Sunday, August 2, 2020

sorry to leave you hanging....

We are having the summer of a lifetime! The hottest it’s been since 1921! Too hot to knit most days and I’ve been having to get out real early to get my 8 km walk/hike in before the day really heats up but it’s going to cool a bit for August so I’ll be back at it! Took a couple of days to sew some more masks – they are mandatory for public indoor places here (the kids need them for back-to-school) and I like to do my bit to help others! Just finished reading William Kent Krueger’s Ordinary Grace – I laughed, I cried, my heart hurt and I didn’t want it to end! If it was for myself, I would never have told you the story of Vickie’s tank. Would’ve put it together and held my head high as I walked away but for some reason, I can’t do that for a gift. I almost had enough yarn to remake the Back again but did unravel half of it and reuse – I wanted to save part as evidence that I did re-do! Think Vickie will be pretty happy with this, walking back or forward! Stay safe, smile and do your part! P.S. just one more excuse...blogger has made some changes I'm not exactly happy with but I'm trying ;)

Tuesday, July 21, 2020

space cadet...

lace stitch pattern
Squared Off
That’s me too, totally out of touch with reality! The success of that new trim went to my head, what can I say? In such a hurry to get on with knitting, again, not looking, examining and checking, I blithely picked number five off my PE1, thinking it looked like the 1RT (one-row-tuck)  that I had used for Squared Off from Knitwords #50 and just started knitting away. I was halfway up the back before I realized it wasn’t a true 1RT. And how did I finally come to that conclusion? Well, a real 1Rt has a plain row and then a tucked row and you can hear the difference as you knit but for some reason I was in ‘power-knit’ mode which isn’t really my style. I was decreasing one stitch every 20 rows and at the beginning of the pattern, the tuck row was on the to-the-left pass so I was doing the decrease when the carriage was on the right because there would (should) be a plain row with no
one-row-tuck stitch pattern
tucks every time you’re on the right, right? Wrong…like I said, at about row 100, I was going to do the decrease and there were tucks. What the?? I looked closer and realized I chose the wrong stitch pattern. This one was from that black lace cardigan,
https://knitwords.blogspot.com/2019/01/unfinished-business.html, Becca, I did last year but it was also the same one I used for that purple tank with the lace motif  https://knitwords.blogspot.com/2020/06/purple-peril.html  from just a few weeks ago – boy! short-term memory loss!

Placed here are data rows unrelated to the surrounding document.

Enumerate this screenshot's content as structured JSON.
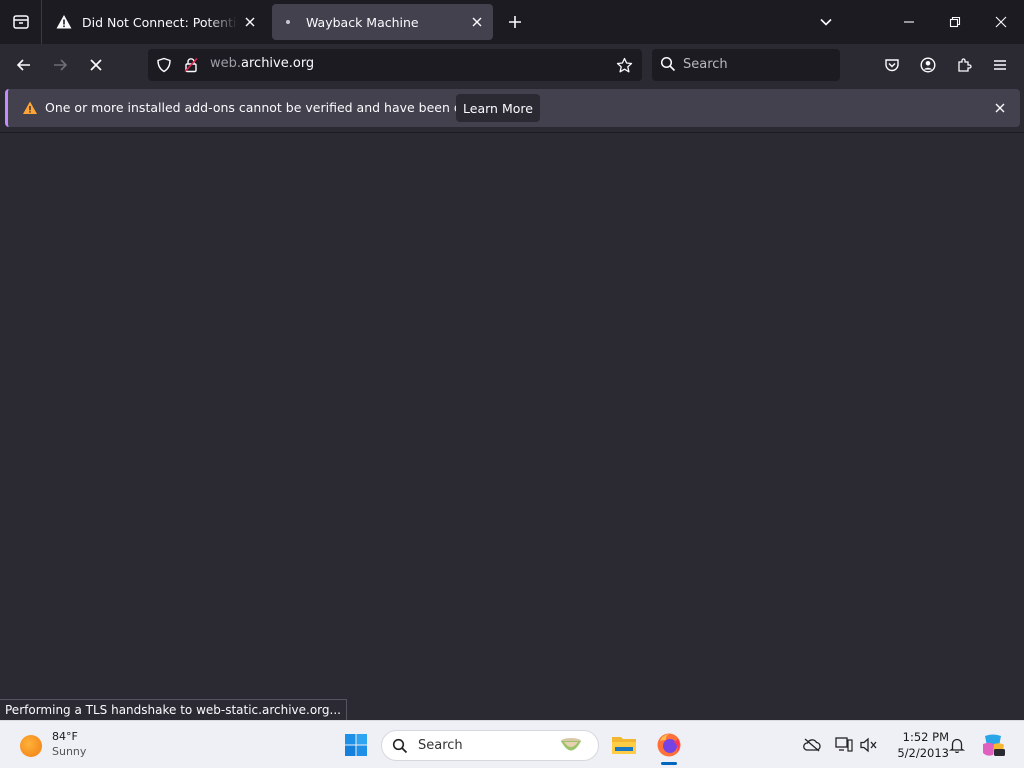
{
  "browser": {
    "tabs": [
      {
        "title": "Did Not Connect: Potential Security Issue",
        "active": false,
        "icon": "warning-icon"
      },
      {
        "title": "Wayback Machine",
        "active": true,
        "icon": "loading-dot-icon"
      }
    ],
    "url": {
      "prefix": "web.",
      "domain": "archive.org"
    },
    "search_placeholder": "Search",
    "notification": {
      "message": "One or more installed add-ons cannot be verified and have been disabled.",
      "button": "Learn More"
    },
    "status_text": "Performing a TLS handshake to web-static.archive.org..."
  },
  "taskbar": {
    "weather": {
      "temp": "84°F",
      "condition": "Sunny"
    },
    "search_placeholder": "Search",
    "time": "1:52 PM",
    "date": "5/2/2013"
  },
  "colors": {
    "chrome_dark": "#1c1b22",
    "toolbar": "#2b2a33",
    "active_tab": "#42414d",
    "accent": "#c08cff",
    "windows_blue": "#0067c0"
  }
}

Now, in my defense, the window on the PE1 shows only 10 rows by a single width repeat at a time so it is sort of easy to make a mistake like this. Anyway, the purl side of the fabric looked fine on the machine as I was knitting it, so I finished off the Back.
Then, I did some research, found the right stitch pattern and for some strange reason decided to use it for the Front. Do you think she’ll notice?